ICML 2025 | Venue PDF | Archive PDF | Plain Text | LLM Run Details

Reproducibility Variable Result LLM Response
Research Type Experimental Extensive experiments demonstrate that FG-CLIP outperforms the original CLIP and other state-of-the-art methods across various downstream tasks, including fine-grained understanding, open-vocabulary object detection, image-text retrieval, and general multimodal benchmarks. These results highlight FG-CLIP s effectiveness in capturing fine-grained image details and improving overall model performance.
Researcher Affiliation Collaboration 1Beihang University 2360 AI Research. Correspondence to: Dawei Leng <EMAIL>.
Pseudocode No The paper describes its approach in Section 3 and provides an overview diagram in Figure 1, but it does not contain any explicitly labeled pseudocode or algorithm blocks with structured steps.
Open Source Code Yes The data, code, and models are available at https://github.com/360CVGroup/FG-CLIP.
Open Datasets Yes Code: https://github.com/360CVGroup/FG-CLIP Model: https://huggingface.co/qihoo360/fg-clip-large Dataset: https://huggingface.co/datasets/qihoo360/Fine HARD
Dataset Splits Yes Based on the fine-grained benchmark FG-OVD constructed by (Bianchi et al., 2024), we evaluate open-source image-text alignment models.

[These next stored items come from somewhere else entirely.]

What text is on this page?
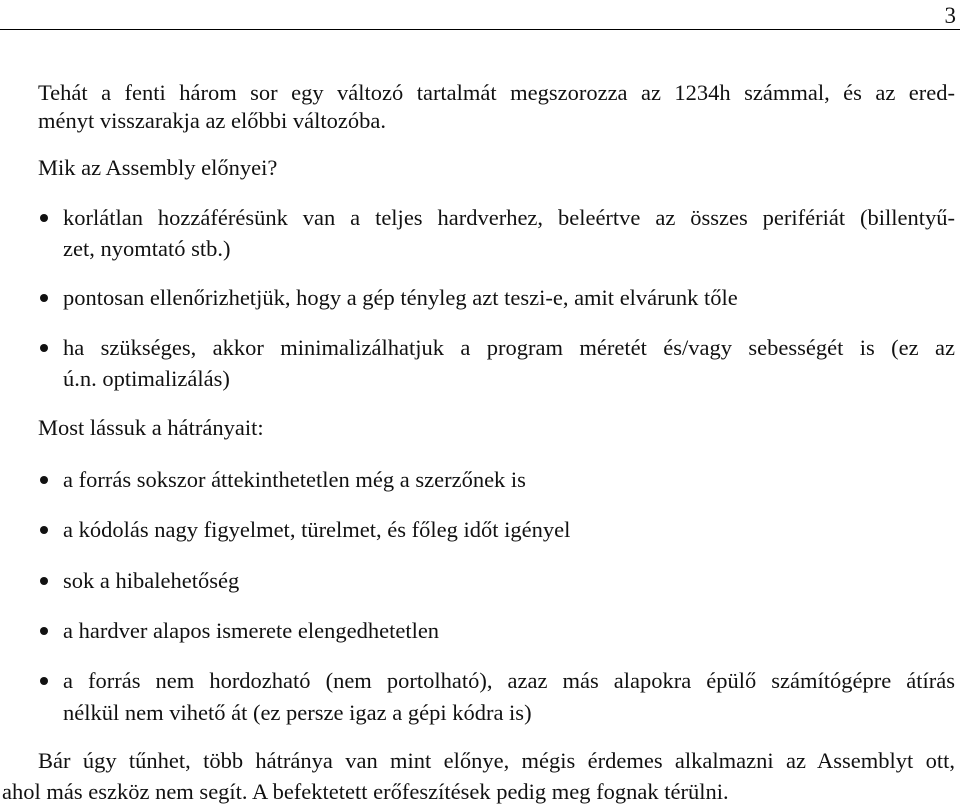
3
Tehát a fenti három sor egy változó tartalmát megszorozza az 1234h számmal, és az ered-
ményt visszarakja az előbbi változóba.
Mik az Assembly előnyei?
korlátlan hozzáférésünk van a teljes hardverhez, beleértve az összes perifériát (billentyű-
zet, nyomtató stb.)
pontosan ellenőrizhetjük, hogy a gép tényleg azt teszi-e, amit elvárunk tőle
ha szükséges, akkor minimalizálhatjuk a program méretét és/vagy sebességét is (ez az
ú.n. optimalizálás)
Most lássuk a hátrányait:
a forrás sokszor áttekinthetetlen még a szerzőnek is
a kódolás nagy figyelmet, türelmet, és főleg időt igényel
sok a hibalehetőség
a hardver alapos ismerete elengedhetetlen
a forrás nem hordozható (nem portolható), azaz más alapokra épülő számítógépre átírás
nélkül nem vihető át (ez persze igaz a gépi kódra is)
Bár úgy tűnhet, több hátránya van mint előnye, mégis érdemes alkalmazni az Assemblyt ott,
ahol más eszköz nem segít. A befektetett erőfeszítések pedig meg fognak térülni.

Unlike previous benchmarks such as MSCOCO (Lin et al., 2014) and Flickr (Young et al., 2014), which rely on global information for matching, this benchmark focuses on identifying specific local regions within images. Each region has one corresponding positive description and ten negative descriptions, with the negative samples derived from the positive text. This benchmark primarily comprises four subsets of varying difficulty levels: hard, medium, easy, and trivial.

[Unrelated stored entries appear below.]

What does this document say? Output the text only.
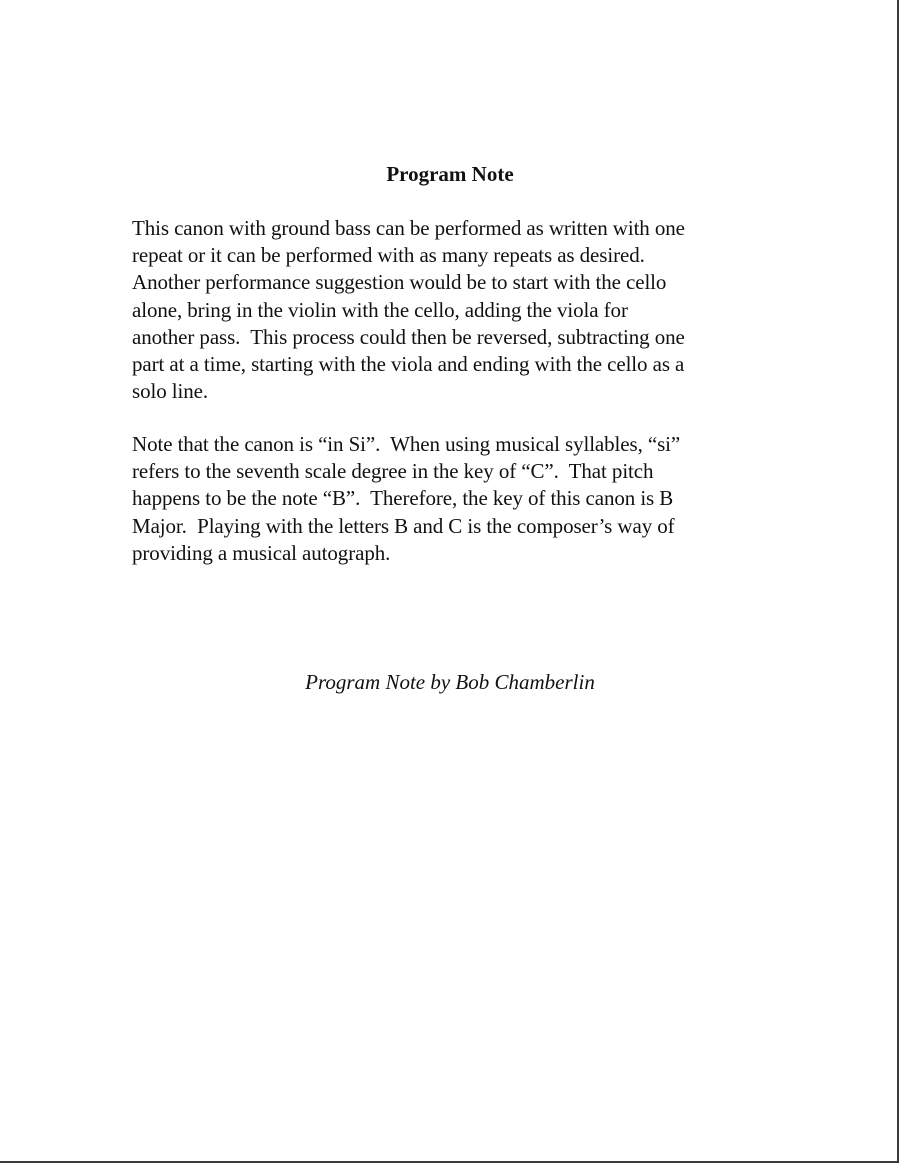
Program Note

This canon with ground bass can be performed as written with one
repeat or it can be performed with as many repeats as desired.
Another performance suggestion would be to start with the cello
alone, bring in the violin with the cello, adding the viola for
another pass.  This process could then be reversed, subtracting one
part at a time, starting with the viola and ending with the cello as a
solo line.

Note that the canon is “in Si”.  When using musical syllables, “si”
refers to the seventh scale degree in the key of “C”.  That pitch
happens to be the note “B”.  Therefore, the key of this canon is B
Major.  Playing with the letters B and C is the composer’s way of
providing a musical autograph.

Program Note by Bob Chamberlin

Hardware Specification Yes Utilizing a cluster of 160 910B NPUs, the data processing is completed in 30 days.
Software Dependencies No The entire training process employs Deep Speed s Zero-2 optimization technique and Bfloat16 precision to accelerate training, and the model is trained for one epoch. Training acceleration techniques include Deep Speed s Zero2 optimization, CUDA s TF32 technology, and Bfloat16 precision, and the model is trained for one epoch. The paper mentions software components like Deep Speed and CUDA but does not provide specific version numbers for them.
Experiment Setup Yes In the first stage... The batch size per NPU is set to 384. The learnable temperature parameter τ is initialized to 0.07. We utilize the Adam W optimizer with a learning rate of 1e-4, weight decay of 0.05, β1 of 0.9, β2 of 0.98, and warmup steps for the first 200 iterations... and the model is trained for one epoch. In the second stage... The batch size per GPU is set to 512. We employ the Adam W optimizer with a learning rate of 1e-6, weight decay of 0.001, β1 of 0.9, β2 of 0.98, and warmup steps for the first 50 iterations... and the model is trained for one epoch.